I assume that you are discussing some kind of a semiconductor switch and not an electromechanical one. There are lots of information on how to suppress switching transients from the latter. RC snubbers, MOVs, zeners, diode-resistor combinations are the ones used.
With semiconductor switches like IGBTs, thyristors, MOSFETs and so on, there are usually free-wheel diodes built in, either in the device pr parallel to it. There may also be snubbers.
What you can do to eliminate switching noise from a measuring device is to limit band-width. You can usually do it by putting a resistor in series with the signal and then - between resistor and input - a capacitor between signal and signal ground.

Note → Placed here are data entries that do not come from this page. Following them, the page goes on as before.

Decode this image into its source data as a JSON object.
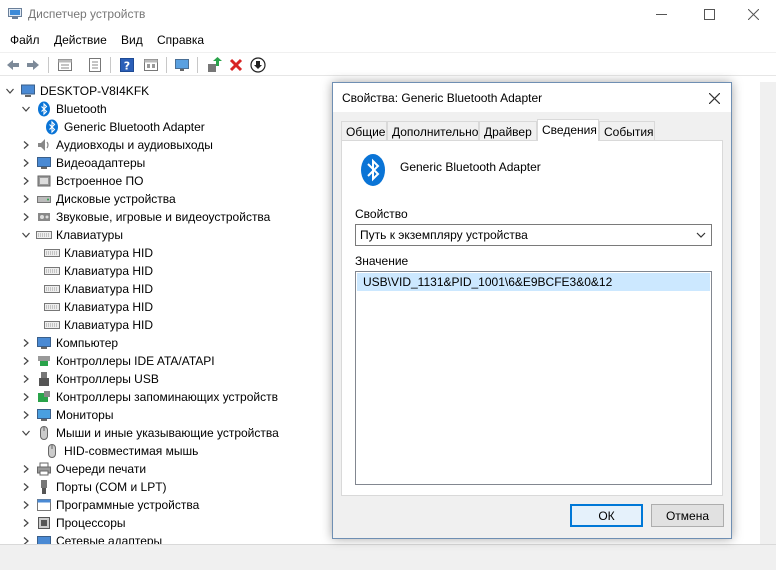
{
  "window": {
    "title": "Диспетчер устройств"
  },
  "menu": [
    {
      "label": "Файл"
    },
    {
      "label": "Действие"
    },
    {
      "label": "Вид"
    },
    {
      "label": "Справка"
    }
  ],
  "toolbar": {
    "icons": [
      "back-icon",
      "forward-icon",
      "properties-icon",
      "list-icon",
      "help-icon",
      "view-icon",
      "monitor-icon",
      "update-driver-icon",
      "uninstall-icon",
      "download-icon"
    ]
  },
  "tree": {
    "root": "DESKTOP-V8I4KFK",
    "items": [
      {
        "label": "Bluetooth",
        "level": 1,
        "expanded": true,
        "icon": "bluetooth-icon"
      },
      {
        "label": "Generic Bluetooth Adapter",
        "level": 2,
        "icon": "bluetooth-icon"
      },
      {
        "label": "Аудиовходы и аудиовыходы",
        "level": 1,
        "expanded": false,
        "icon": "speaker-icon"
      },
      {
        "label": "Видеоадаптеры",
        "level": 1,
        "expanded": false,
        "icon": "display-adapter-icon"
      },
      {
        "label": "Встроенное ПО",
        "level": 1,
        "expanded": false,
        "icon": "firmware-icon"
      },
      {
        "label": "Дисковые устройства",
        "level": 1,
        "expanded": false,
        "icon": "disk-icon"
      },
      {
        "label": "Звуковые, игровые и видеоустройства",
        "level": 1,
        "expanded": false,
        "icon": "sound-icon"
      },
      {
        "label": "Клавиатуры",
        "level": 1,
        "expanded": true,
        "icon": "keyboard-icon"
      },
      {
        "label": "Клавиатура HID",
        "level": 2,
        "icon": "keyboard-icon"
      },
      {
        "label": "Клавиатура HID",
        "level": 2,
        "icon": "keyboard-icon"
      },
      {
        "label": "Клавиатура HID",
        "level": 2,
        "icon": "keyboard-icon"
      },
      {
        "label": "Клавиатура HID",
        "level": 2,
        "icon": "keyboard-icon"
      },
      {
        "label": "Клавиатура HID",
        "level": 2,
        "icon": "keyboard-icon"
      },
      {
        "label": "Компьютер",
        "level": 1,
        "expanded": false,
        "icon": "computer-icon"
      },
      {
        "label": "Контроллеры IDE ATA/ATAPI",
        "level": 1,
        "expanded": false,
        "icon": "ide-icon"
      },
      {
        "label": "Контроллеры USB",
        "level": 1,
        "expanded": false,
        "icon": "usb-icon"
      },
      {
        "label": "Контроллеры запоминающих устройств",
        "level": 1,
        "expanded": false,
        "icon": "storage-controller-icon"
      },
      {
        "label": "Мониторы",
        "level": 1,
        "expanded": false,
        "icon": "monitor-icon"
      },
      {
        "label": "Мыши и иные указывающие устройства",
        "level": 1,
        "expanded": true,
        "icon": "mouse-icon"
      },
      {
        "label": "HID-совместимая мышь",
        "level": 2,
        "icon": "mouse-icon"
      },
      {
        "label": "Очереди печати",
        "level": 1,
        "expanded": false,
        "icon": "printer-icon"
      },
      {
        "label": "Порты (COM и LPT)",
        "level": 1,
        "expanded": false,
        "icon": "port-icon"
      },
      {
        "label": "Программные устройства",
        "level": 1,
        "expanded": false,
        "icon": "software-device-icon"
      },
      {
        "label": "Процессоры",
        "level": 1,
        "expanded": false,
        "icon": "cpu-icon"
      },
      {
        "label": "Сетевые адаптеры",
        "level": 1,
        "expanded": false,
        "icon": "network-icon"
      }
    ]
  },
  "dialog": {
    "title": "Свойства: Generic Bluetooth Adapter",
    "tabs": [
      {
        "label": "Общие",
        "active": false
      },
      {
        "label": "Дополнительно",
        "active": false
      },
      {
        "label": "Драйвер",
        "active": false
      },
      {
        "label": "Сведения",
        "active": true
      },
      {
        "label": "События",
        "active": false
      }
    ],
    "device_name": "Generic Bluetooth Adapter",
    "property_label": "Свойство",
    "property_value": "Путь к экземпляру устройства",
    "value_label": "Значение",
    "values": [
      "USB\\VID_1131&PID_1001\\6&E9BCFE3&0&12"
    ],
    "ok_label": "ОК",
    "cancel_label": "Отмена"
  },
  "colors": {
    "accent": "#0078d7",
    "bluetooth": "#0a74d6",
    "selection": "#cce8ff"
  }
}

Make the R about 1 percent of input impedance to avoid large error contributions (e.g. an oscilloscope input with 1 megohms shall have around 10 kohms). Then make the RC time constant equal to one divided by 2PIxf0. Example: you want 100 kHz band-width and have a 10 kohm resistor, then chose RC = 1/(100000x6.28) = 1.6 microseconds, which makes the capacitor 1.6/10000 = 0.16 nanofarads.
You may also need to use differential input and build a symmetric low pass filter. You can use the same math as above, but you split the resistor into tw equal parts. For better noise reduction, you may need to use an active filter with more poles. But that is not something to go into details on here.